Временами мягкий голос Дарси, нежные слова, обращенные к ней, немного ее оживляли. Тогда она старалась поверить, что он действительно испытывает ту любовь, о которой говорит. Она сдалась не так легко. Любовь их длится долгие годы, с тех пор как Дарси ее покинул. Дарси должен был знать, что она вышла замуж только из чувства досады, причиненной его отъездом. Вина ложилась на Дарси. Меж тем он во время долгого отсутствия не переставал ее любить. И, возвратившись, он был счастлив, что нашел ее такой же верной, как он сам. Откровенность ее признания, сама ее слабость должны были понравиться Дарси, – ведь он не выносит притворства. Но абсурдность подобных рассуждений сейчас же становилась ей ясной. Утешительные мысли улетучивались, и она оставалась во власти стыда и отчаяния.
Была минута, когда она хотела разобраться в своих чувствах. Она представила себе, что свет ее изгнал, что родные от нее отреклись. После такого жестокого оскорбления, нанесенного мужу, гордость не позволит ей вернуться к нему. «Дарси меня любит, – думала она. – Я не могу никого любить, кроме него. Без него для меня нет счастья. С ним я буду счастлива всюду. Мы уедем вместе куда-нибудь, где я не буду встречаться с людьми, которые заставили бы меня краснеть. Пусть он увезет меня с собой в Константинополь…»
Дарси не догадывался, что делается в сердце Жюли. Он заметил, что они въезжают в улицу, где жила госпожа де Шаверни, и стал весьма хладнокровно натягивать лайковые перчатки.
– Кстати, – сказал он, – мне следует официально быть представленным господину де Шаверни… Я думаю, что мы скоро подружимся. Если меня представит госпожа Ламбер, я буду на хорошем счету в вашем доме… А пока что, раз он находится за городом, я могу вас посещать.

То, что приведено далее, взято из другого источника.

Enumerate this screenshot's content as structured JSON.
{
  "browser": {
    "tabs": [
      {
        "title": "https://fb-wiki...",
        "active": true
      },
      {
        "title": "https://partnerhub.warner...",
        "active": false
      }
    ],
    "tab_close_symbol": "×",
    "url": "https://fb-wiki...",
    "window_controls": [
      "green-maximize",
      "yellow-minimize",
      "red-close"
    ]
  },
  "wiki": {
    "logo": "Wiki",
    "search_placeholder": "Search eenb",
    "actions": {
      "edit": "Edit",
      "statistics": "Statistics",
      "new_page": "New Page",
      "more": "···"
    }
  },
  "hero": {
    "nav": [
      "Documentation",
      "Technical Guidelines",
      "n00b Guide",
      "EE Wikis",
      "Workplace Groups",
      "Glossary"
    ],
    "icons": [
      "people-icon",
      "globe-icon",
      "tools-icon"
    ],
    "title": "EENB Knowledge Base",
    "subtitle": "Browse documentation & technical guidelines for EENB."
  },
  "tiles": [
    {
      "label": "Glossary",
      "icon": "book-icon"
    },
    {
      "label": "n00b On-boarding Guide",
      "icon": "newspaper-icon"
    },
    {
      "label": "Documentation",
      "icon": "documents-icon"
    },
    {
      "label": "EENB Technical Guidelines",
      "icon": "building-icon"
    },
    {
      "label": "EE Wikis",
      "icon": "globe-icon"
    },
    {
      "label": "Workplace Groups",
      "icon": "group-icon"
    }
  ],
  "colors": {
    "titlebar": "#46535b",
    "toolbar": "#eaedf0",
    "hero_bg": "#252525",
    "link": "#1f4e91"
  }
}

Слова замерли на устах Жюли. Каждое слово Дарси было для нее как острый нож. Как заговорить о бегстве, о похищении с этим человеком, таким спокойным, таким холодным, который думает только о том, как бы удобнее устроить эту любовную связь на летнее время? Она с яростью разорвала золотую цепочку, висевшую у нее на груди, и комкала в руках обрывки. Экипаж остановился у подъезда дома, где она жила. Дарси предупредительно окутал ее плечи шалью, поправил на ней шляпу… Когда дверца открылась, он почтительно подал ей руку. Но Жюли выскочила на тротуар, не приняв от него помощи.
– Я прошу у вас позволения, сударыня, – сказал он с глубоким поклоном, – навестить вас и справиться о вашем здоровье.

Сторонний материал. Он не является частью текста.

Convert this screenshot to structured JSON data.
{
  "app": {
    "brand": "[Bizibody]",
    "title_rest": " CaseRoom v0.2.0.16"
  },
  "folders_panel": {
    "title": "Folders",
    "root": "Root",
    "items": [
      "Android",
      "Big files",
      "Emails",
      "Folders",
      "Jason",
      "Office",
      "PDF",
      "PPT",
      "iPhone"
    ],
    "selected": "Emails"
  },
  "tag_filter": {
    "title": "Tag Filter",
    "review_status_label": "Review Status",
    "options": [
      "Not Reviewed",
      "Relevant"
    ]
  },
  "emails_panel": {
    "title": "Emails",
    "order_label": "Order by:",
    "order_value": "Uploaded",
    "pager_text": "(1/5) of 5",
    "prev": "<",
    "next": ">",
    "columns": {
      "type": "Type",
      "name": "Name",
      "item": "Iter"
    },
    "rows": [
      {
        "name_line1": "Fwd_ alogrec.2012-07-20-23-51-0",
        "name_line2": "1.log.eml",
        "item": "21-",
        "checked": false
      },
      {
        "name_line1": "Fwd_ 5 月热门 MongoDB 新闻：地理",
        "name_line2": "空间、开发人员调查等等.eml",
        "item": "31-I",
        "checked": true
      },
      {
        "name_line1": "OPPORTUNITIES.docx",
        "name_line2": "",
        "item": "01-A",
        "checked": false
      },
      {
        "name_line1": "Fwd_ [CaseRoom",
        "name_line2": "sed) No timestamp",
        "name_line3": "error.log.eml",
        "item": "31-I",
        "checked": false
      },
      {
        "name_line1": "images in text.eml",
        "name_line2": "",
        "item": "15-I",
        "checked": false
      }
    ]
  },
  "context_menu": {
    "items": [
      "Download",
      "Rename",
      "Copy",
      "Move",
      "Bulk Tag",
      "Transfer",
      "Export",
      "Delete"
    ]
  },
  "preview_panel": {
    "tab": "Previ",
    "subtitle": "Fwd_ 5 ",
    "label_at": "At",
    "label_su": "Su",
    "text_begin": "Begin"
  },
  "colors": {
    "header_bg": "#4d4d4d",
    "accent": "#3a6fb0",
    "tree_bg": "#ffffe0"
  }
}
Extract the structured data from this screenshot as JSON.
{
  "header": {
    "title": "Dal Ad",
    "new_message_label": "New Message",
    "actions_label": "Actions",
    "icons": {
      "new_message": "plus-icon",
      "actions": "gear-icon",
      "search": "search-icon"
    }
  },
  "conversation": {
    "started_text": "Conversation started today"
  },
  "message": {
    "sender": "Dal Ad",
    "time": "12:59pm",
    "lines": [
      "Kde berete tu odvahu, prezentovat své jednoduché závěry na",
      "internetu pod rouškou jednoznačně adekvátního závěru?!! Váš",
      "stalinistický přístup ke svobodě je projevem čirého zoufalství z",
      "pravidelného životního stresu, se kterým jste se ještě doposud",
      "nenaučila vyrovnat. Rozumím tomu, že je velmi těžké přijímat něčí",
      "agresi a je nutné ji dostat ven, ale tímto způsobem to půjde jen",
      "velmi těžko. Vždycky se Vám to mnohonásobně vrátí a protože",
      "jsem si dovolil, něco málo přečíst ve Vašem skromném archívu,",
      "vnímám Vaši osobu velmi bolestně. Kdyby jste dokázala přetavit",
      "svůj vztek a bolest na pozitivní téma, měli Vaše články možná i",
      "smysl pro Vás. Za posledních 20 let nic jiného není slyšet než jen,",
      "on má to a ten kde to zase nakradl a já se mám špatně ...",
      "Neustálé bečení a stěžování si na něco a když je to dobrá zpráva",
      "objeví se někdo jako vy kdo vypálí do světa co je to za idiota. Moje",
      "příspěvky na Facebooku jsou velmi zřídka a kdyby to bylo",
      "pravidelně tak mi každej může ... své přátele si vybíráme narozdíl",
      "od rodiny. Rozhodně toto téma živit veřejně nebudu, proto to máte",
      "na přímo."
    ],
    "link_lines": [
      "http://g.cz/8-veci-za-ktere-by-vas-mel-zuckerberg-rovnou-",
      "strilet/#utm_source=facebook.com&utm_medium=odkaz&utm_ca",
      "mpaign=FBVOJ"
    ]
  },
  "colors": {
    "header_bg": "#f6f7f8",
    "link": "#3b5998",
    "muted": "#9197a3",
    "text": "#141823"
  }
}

– Прощайте! – сказала Жюли сдавленным голосом.
Дарси сел в карету и велел везти себя домой, насвистывая с видом человека, очень довольного проведенным днем.
XIII
Как только он очутился в своей холостой квартире, он надел турецкий халат, туфли и, набив латакийским табаком длинную трубку с янтарным мундштуком и чубуком из боснийского боярышника, принялся курить с наслаждением, развалясь в большом мягком кресле, обитом сафьяном. Людям, которые удивились бы, застав его за таким вульгарным занятием, тогда как ему следовало бы предаваться более поэтическим мечтам, можно ответить, что для мечтательности добрая трубка если не необходима, то, во всяком случае, полезна и что вернейшее средство с блаженством вкушать наслаждение, состоит в совмещении его с другим наслаждением. Один из моих друзей, человек очень чувственный, никогда не распечатывал письма от своей любовницы раньше, чем не снимет галстука, не затопит камина (если дело происходило зимой) и не ляжет на удобный диван.

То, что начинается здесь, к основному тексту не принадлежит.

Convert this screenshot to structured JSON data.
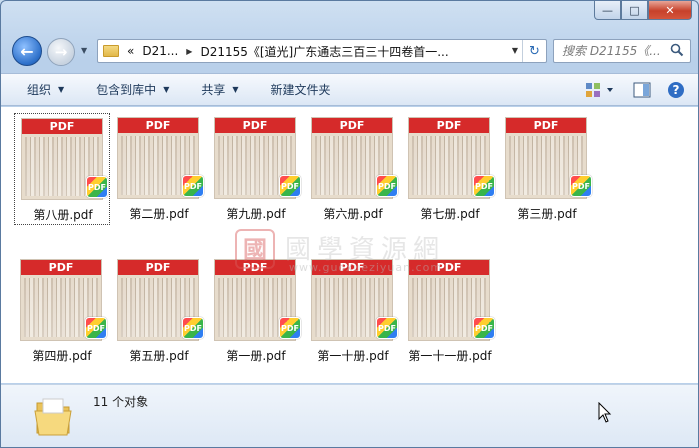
{
  "window": {
    "caption": {
      "minimize": "—",
      "maximize": "□",
      "close": "✕"
    }
  },
  "nav": {
    "back_icon": "back-arrow-icon",
    "forward_icon": "forward-arrow-icon",
    "history_dropdown": "▼",
    "breadcrumb": {
      "overflow": "«",
      "crumbs": [
        "D21...",
        "D21155《[道光]广东通志三百三十四卷首一..."
      ]
    },
    "search_placeholder": "搜索 D21155《..."
  },
  "toolbar": {
    "items": [
      "组织",
      "包含到库中",
      "共享",
      "新建文件夹"
    ],
    "has_dropdown": [
      true,
      true,
      true,
      false
    ],
    "dropdown_arrow": "▼"
  },
  "files": [
    {
      "name": "第八册.pdf",
      "badge": "PDF",
      "label": "PDF",
      "selected": true
    },
    {
      "name": "第二册.pdf",
      "badge": "PDF",
      "label": "PDF"
    },
    {
      "name": "第九册.pdf",
      "badge": "PDF",
      "label": "PDF"
    },
    {
      "name": "第六册.pdf",
      "badge": "PDF",
      "label": "PDF"
    },
    {
      "name": "第七册.pdf",
      "badge": "PDF",
      "label": "PDF"
    },
    {
      "name": "第三册.pdf",
      "badge": "PDF",
      "label": "PDF"
    },
    {
      "name": "第四册.pdf",
      "badge": "PDF",
      "label": "PDF"
    },
    {
      "name": "第五册.pdf",
      "badge": "PDF",
      "label": "PDF"
    },
    {
      "name": "第一册.pdf",
      "badge": "PDF",
      "label": "PDF"
    },
    {
      "name": "第一十册.pdf",
      "badge": "PDF",
      "label": "PDF"
    },
    {
      "name": "第一十一册.pdf",
      "badge": "PDF",
      "label": "PDF"
    }
  ],
  "watermark": {
    "seal": "國",
    "text": "國學資源網",
    "url": "www.guoxueziyuan.com"
  },
  "details": {
    "count": "11 个对象"
  },
  "colors": {
    "pdf_red": "#d62a2a",
    "toolbar_text": "#1e395b",
    "close_red": "#c7412a"
  }
}
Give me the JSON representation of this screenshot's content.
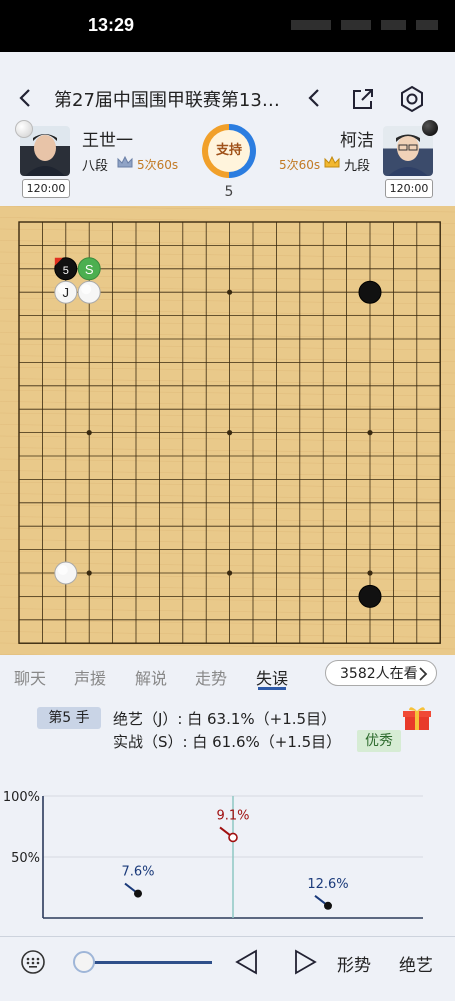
{
  "status_bar": {
    "time": "13:29"
  },
  "header": {
    "title": "第27届中国围甲联赛第13轮..."
  },
  "players": {
    "white": {
      "name": "王世一",
      "rank": "八段",
      "byoyomi": "5次60s",
      "clock": "120:00"
    },
    "black": {
      "name": "柯洁",
      "rank": "九段",
      "byoyomi": "5次60s",
      "clock": "120:00"
    }
  },
  "support": {
    "label": "支持"
  },
  "move_number": "5",
  "board": {
    "size": 19,
    "wood_color": "#e9c98a",
    "line_color": "#3a2a10",
    "star_points": [
      [
        3,
        3
      ],
      [
        3,
        9
      ],
      [
        3,
        15
      ],
      [
        9,
        3
      ],
      [
        9,
        9
      ],
      [
        9,
        15
      ],
      [
        15,
        3
      ],
      [
        15,
        9
      ],
      [
        15,
        15
      ]
    ],
    "stones": [
      {
        "col": 15,
        "row": 3,
        "color": "black"
      },
      {
        "col": 15,
        "row": 16,
        "color": "black"
      },
      {
        "col": 2,
        "row": 15,
        "color": "white"
      },
      {
        "col": 3,
        "row": 3,
        "color": "white"
      },
      {
        "col": 2,
        "row": 2,
        "color": "black",
        "label": "5",
        "last_move": true
      },
      {
        "col": 2,
        "row": 3,
        "color": "white",
        "label": "J"
      },
      {
        "col": 3,
        "row": 2,
        "color": "green",
        "label": "S"
      }
    ]
  },
  "tabs": [
    "聊天",
    "声援",
    "解说",
    "走势",
    "失误"
  ],
  "active_tab": "失误",
  "viewers": "3582人在看",
  "analysis": {
    "move_badge": "第5 手",
    "line1": "绝艺（J）: 白 63.1%（+1.5目）",
    "line2": "实战（S）: 白 61.6%（+1.5目）",
    "rating": "优秀"
  },
  "chart_data": {
    "type": "scatter",
    "y_tick_labels": [
      "100%",
      "50%"
    ],
    "ylim": [
      0,
      100
    ],
    "points": [
      {
        "x": 2,
        "y": 20,
        "label": "7.6%",
        "color": "#1a3a7a",
        "label_color": "#1a3a7a"
      },
      {
        "x": 4,
        "y": 66,
        "label": "9.1%",
        "color": "#a01010",
        "label_color": "#a01010",
        "hollow": true
      },
      {
        "x": 6,
        "y": 10,
        "label": "12.6%",
        "color": "#1a3a7a",
        "label_color": "#1a3a7a"
      }
    ],
    "current_x": 4,
    "xlim": [
      0,
      8
    ]
  },
  "bottom_bar": {
    "shape_label": "形势",
    "ai_label": "绝艺",
    "slider_value": 0
  },
  "colors": {
    "accent": "#2e5aa8",
    "tab_inactive": "#888888"
  }
}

«Действительно, – подумал Дарси, – я был бы очень глуп, если бы последовал совету Тиррела и купил греческую невольницу, с тем чтобы везти ее в Париж. Черта с два! Это было бы то же, что возить винные ягоды в Дамаск, как говаривал друг мой Халеб-эфенди. Слава богу, цивилизация за мое отсутствие далеко шагнула вперед, и, по-видимому, строгость нравов не доведена до крайности… Бедняга Шаверни!.. Ха-ха! А ведь если бы несколько лет тому назад я был достаточно богат, я бы женился на Жюли и, может быть, сегодня вечером отвозил бы ее домой именно Шаверни. Если я когда-нибудь женюсь, я буду часто осматривать экипаж своей жены, чтобы она не нуждалась в странствующих рыцарях, которые ее вытаскивали бы из канавы… Ну что ж, подведем итог. В конце концов, она очень красивая женщина, неглупа, и, будь я помоложе, я, пожалуй, мог бы приписать все случившееся моим исключительным достоинствам! Да, мои исключительные достоинства! Увы, увы, через месяц, может быть, мои достоинства будут на уровне достоинств этого господина с усиками… Черт! Хотелось бы мне, чтобы малютка Настасья, которую я так любил, умела читать, писать и вести разговор с порядочными людьми… Кажется, это единственная женщина, которая меня любила… Бедное дитя!..»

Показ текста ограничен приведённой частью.